The authority has developed “a community of cost estimators” across government and a cost-benchmarking hub to provide better data to improve cost estimation, the report says. However, the hub “does not yet have the data to make it useful and effective as a tool” and the IPA does not expect departments to populate it with their project cost data until later this year.

As part of their response, PAC said the IPA and Treasury should set out how they plan to incentivise departments to populate the hub with “accurate and consistent information on the actual costs and benefits of their projects”.

As well as lacking clear cost estimates, the MPs warned that departments “spend too little time and effort establishing what value they expect a project to deliver and ensuring that major projects deliver the intended value”.

Plans for realising benefits of projects are “insufficiently professional” and there is no formalised process for looking at the value a project has delivered once it has been up and running for some time.

Meanwhile, departments “still have few incentives to commission and carry out high-quality evaluations of major projects”, the report said.

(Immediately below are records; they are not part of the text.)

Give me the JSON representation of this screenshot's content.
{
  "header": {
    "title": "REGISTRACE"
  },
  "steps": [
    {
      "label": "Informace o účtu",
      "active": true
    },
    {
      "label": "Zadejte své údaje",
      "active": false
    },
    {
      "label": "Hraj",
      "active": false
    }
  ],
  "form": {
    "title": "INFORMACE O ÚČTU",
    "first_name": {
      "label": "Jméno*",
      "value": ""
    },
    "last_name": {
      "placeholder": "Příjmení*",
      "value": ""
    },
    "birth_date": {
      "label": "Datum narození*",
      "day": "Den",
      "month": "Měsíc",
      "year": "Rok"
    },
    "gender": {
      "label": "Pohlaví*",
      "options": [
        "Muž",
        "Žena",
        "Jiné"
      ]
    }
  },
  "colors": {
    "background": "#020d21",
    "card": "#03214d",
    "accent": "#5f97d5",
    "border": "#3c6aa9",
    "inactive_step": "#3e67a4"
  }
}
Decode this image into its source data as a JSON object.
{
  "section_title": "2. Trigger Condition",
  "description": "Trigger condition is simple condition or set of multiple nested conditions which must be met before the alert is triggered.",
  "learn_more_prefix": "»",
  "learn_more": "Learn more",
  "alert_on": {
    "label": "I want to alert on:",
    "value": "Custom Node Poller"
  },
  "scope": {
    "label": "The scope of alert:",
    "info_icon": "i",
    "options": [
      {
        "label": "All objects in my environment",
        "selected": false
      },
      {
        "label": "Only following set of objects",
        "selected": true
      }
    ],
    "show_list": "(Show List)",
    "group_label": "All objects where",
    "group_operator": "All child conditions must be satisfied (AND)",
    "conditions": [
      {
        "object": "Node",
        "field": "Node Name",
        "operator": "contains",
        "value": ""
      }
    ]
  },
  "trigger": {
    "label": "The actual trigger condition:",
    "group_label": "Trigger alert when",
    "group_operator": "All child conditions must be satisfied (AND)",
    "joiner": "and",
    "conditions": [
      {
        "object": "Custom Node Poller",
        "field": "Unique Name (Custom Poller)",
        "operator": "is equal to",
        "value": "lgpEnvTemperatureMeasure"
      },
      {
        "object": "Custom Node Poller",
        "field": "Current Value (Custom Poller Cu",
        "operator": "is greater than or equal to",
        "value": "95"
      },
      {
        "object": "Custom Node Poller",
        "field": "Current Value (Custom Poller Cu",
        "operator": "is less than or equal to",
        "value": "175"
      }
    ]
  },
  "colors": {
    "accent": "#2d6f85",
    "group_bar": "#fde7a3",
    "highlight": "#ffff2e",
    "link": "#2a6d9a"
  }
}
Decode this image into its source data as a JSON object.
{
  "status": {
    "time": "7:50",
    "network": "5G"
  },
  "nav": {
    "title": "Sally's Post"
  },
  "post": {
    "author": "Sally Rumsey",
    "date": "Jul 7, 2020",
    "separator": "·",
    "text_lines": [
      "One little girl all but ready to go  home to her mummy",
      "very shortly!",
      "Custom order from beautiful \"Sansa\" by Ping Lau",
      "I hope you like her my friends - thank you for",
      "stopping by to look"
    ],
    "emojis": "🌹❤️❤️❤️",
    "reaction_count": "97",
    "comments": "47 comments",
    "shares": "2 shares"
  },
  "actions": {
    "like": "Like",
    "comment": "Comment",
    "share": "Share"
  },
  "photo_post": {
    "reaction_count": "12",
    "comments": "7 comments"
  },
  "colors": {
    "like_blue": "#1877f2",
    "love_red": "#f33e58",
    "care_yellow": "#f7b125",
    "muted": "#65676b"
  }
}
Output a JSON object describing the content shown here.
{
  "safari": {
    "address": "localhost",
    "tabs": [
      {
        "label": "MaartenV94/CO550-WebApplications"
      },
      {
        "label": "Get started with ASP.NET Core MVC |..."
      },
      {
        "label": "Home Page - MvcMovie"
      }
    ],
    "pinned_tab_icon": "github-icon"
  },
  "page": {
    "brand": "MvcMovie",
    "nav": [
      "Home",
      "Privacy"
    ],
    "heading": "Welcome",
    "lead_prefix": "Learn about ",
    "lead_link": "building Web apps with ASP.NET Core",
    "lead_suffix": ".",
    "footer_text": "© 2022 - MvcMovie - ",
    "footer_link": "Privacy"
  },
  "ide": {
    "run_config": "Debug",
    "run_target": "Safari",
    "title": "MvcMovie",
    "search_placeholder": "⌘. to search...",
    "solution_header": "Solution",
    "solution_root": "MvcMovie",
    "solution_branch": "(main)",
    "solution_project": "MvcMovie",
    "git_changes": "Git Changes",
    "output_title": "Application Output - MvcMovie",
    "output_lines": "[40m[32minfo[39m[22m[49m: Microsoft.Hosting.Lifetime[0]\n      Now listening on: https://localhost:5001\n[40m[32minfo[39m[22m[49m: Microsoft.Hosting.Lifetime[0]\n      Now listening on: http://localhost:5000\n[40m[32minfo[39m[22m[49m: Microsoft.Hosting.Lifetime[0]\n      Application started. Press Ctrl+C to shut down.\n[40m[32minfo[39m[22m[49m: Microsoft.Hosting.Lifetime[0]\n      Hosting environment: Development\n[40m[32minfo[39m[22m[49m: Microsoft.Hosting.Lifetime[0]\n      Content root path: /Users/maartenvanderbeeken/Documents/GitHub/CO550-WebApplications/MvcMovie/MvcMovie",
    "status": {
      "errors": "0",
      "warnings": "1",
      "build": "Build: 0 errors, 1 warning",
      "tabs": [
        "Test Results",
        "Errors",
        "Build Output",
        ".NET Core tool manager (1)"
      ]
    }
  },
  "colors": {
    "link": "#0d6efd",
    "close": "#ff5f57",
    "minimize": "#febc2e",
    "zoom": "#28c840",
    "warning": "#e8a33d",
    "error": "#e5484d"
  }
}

It pointed to an earlier report that found in 2019, only 8% of £432bn of spend on major projects had robust impact evaluation plans in place, and 64% of spend had no evaluation arrangements at all.

Commenting on the report, PAC chair Dame Meg Hillier said the failure to ensure projects have robust impact evaluation plans in place is “symptomatic of the short-term mentality dominating these processes”.

“The government must encourage cross-departmental learning if we are to avoid repeating past mistakes,” she said.

The report calls on the Treasury and the Evaluation Task Force – which is in the process of updating its 2019 analysis – to come up with a plan to address the root causes of why evaluations are not routinely carried out and how to incentivise departments to carry our more high-quality and independent evaluations.

Hillier added: “Over the coming years, government spending on major infrastructure projects is set to rise to unprecedented levels. Such projects present unique and novel challenges which government must navigate if it is to secure value for public money.

“Without a robust market for essential skills in place, these are challenges the UK will fail to meet, as shortages push costs up in a globally competitive environment.”

A government spokesperson said: “This government delivers some of the most challenging, ambitious and innovative projects the UK has ever seen.

“Speeding up delivery, while ensuring projects are effectively managed and deliver value for money, is a priority.

“Upskilling staff is a key part of this and we recently published a new framework to enable civil servants working on public projects to utilise AI to improve the effectiveness and efficiency of their delivery. We are on target to meet our long term ambition to accredit 16,000 civil servants as government project delivery professionals.”